Sebagai contoh, penulis bisa memberikan masukan kepada pihak penerbit mengenai desain cover dan layout buku yang sesuai selera atau keinginannya.

5. Pendampingan penuh selama proses penerbitan

Memperoleh pendampingan dari awal sampai buku berhasil terbit juga menjadi salah satu keuntungan memilih penerbit indie yang penting untuk dipertimbangkan bagi penulis yang baru pertama kali menerbitkan buku.

Dengan adanya pendampingan sejak awal mulai dari editing naskah, desain cover, layout, pengurusan ISBN, hak cipta, pencetakan, hingga distribusi dan penjualan buku, maka proses penerbitan akan lebih terarah dan berjalan lancar.

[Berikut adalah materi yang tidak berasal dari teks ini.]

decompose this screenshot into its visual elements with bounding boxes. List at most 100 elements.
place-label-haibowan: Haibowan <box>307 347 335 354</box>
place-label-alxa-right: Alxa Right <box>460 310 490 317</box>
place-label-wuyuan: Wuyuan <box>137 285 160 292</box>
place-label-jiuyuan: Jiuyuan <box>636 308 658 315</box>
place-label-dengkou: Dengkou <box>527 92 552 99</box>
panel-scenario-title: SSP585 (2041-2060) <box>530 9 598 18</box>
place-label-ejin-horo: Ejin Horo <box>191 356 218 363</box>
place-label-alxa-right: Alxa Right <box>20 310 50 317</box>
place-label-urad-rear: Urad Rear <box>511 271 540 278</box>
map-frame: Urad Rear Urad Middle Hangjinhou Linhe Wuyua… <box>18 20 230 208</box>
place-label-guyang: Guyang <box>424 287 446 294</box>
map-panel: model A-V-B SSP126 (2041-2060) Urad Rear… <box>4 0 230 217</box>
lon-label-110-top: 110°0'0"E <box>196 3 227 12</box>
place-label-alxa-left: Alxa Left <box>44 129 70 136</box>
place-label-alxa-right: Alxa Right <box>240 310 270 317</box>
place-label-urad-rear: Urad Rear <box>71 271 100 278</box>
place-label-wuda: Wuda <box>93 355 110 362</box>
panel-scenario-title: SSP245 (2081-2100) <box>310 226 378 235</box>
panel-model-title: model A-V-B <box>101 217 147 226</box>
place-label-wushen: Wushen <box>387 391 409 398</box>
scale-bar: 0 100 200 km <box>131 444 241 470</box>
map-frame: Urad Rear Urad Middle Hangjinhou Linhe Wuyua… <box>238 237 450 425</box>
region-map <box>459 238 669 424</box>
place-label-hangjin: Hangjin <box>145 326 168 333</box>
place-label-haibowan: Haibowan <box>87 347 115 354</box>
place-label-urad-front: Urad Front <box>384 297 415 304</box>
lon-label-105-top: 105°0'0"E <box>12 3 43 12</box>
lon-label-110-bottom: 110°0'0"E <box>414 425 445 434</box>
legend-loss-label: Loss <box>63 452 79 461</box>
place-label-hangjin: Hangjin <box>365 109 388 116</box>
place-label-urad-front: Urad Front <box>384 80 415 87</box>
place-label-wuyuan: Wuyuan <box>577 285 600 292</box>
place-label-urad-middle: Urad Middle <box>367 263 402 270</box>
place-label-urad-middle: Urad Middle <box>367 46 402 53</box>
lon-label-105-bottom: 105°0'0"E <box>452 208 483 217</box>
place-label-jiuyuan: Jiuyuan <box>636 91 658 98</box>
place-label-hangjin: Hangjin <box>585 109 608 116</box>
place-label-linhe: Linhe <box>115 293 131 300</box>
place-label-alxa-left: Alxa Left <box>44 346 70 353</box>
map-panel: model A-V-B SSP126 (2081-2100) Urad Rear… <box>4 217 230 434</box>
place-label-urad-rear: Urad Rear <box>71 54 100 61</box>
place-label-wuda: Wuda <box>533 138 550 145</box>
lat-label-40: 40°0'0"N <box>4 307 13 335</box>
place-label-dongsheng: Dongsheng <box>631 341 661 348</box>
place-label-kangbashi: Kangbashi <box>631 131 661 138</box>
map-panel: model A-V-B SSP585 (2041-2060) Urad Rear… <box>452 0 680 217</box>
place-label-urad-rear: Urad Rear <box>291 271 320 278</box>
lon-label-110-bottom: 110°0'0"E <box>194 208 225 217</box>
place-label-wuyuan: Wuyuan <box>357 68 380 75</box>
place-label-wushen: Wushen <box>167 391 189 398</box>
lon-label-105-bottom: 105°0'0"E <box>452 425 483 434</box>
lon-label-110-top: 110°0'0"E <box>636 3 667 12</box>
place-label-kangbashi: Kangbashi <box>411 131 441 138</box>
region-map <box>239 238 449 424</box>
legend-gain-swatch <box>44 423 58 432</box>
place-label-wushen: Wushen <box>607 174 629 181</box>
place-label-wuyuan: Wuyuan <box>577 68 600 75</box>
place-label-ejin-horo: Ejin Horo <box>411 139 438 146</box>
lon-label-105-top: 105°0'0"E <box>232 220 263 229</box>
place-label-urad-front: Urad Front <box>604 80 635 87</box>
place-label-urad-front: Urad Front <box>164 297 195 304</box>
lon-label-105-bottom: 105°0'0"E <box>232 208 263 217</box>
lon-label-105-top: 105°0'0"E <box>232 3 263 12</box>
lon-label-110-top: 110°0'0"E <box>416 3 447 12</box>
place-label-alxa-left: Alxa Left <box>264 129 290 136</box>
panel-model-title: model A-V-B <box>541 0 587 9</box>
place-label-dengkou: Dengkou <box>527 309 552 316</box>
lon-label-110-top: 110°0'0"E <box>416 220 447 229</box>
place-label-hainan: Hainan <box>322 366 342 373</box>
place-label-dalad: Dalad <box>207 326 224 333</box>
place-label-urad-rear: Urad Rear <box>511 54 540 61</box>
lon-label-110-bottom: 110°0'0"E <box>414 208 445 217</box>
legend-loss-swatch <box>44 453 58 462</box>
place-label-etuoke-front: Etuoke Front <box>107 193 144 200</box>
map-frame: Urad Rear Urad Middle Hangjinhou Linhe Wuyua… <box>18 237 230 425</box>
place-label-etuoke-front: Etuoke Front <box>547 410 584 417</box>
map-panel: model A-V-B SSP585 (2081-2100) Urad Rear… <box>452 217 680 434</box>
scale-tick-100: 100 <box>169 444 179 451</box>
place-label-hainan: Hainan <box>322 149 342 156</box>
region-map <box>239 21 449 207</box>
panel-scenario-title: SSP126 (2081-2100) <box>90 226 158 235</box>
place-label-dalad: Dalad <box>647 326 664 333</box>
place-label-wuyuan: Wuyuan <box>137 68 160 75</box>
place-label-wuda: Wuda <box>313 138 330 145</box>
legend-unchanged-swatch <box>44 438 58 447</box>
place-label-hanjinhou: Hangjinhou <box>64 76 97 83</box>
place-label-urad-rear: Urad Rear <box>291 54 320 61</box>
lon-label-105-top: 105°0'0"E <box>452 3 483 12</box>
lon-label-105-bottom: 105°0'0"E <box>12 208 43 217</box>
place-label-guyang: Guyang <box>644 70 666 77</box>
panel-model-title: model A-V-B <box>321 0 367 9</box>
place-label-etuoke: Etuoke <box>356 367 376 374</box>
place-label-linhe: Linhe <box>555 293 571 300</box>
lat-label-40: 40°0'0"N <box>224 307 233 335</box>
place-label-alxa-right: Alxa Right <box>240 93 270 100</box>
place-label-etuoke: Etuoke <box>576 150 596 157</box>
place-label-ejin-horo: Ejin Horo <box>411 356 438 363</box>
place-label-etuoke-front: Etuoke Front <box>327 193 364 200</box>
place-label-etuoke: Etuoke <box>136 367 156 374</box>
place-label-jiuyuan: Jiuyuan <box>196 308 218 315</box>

6. Fleksibel dalam menentukan jumlah cetakan

Penerbit indie juga biasanya menyediakan layanan print on demand sehingga penulis bisa menentukan jumlah cetakan sesuai kebutuhannya. Dengan begitu, penulis tidak harus mencetak hingga ratusan atau ribuan eksemplar yang mana bisa memakan biaya lebih besar.

Dengan mencetak satuan atau sesuai kebutuhan, penulis juga bisa mengecek antusiasme pasar terlebih dahulu terhadap bukunya, serta mencegah kerugian materi andaikata tidak semua buku laku terjual.

7. Cocok untuk membangun reputasi penulis

Memilih penerbit indie bisa menjadi jalan pintas bagi penulis baru yang ingin mulai membangun namanya di dunia kepenulisan. Sebab, karya tulis berupa buku merupakan portofolio yang kuat untuk meyakinkan pembaca, penerbit, maupun sesama penulis.

Portofolio yang kuat tersebut juga memungkinkan terbukanya peluang baru untuk penulis. Misalnya, diajak berkolaborasi dengan sesama penulis, diundang menjadi pembicara, mentor, dan lain sebagainya.

8. Bagi hasil penjualan lebih tinggi

Berikutnya, penerbit indie juga menawarkan bagi hasil penjualan atau royalti yang lebih besar dibandingkan penerbit mayor. Rata-rata, penerbit indie menawarkan royalti antara 15% hingga 20%. Berbeda dengan penerbit mayor yang royaltinya hanya berkisar 8% sampai 10%.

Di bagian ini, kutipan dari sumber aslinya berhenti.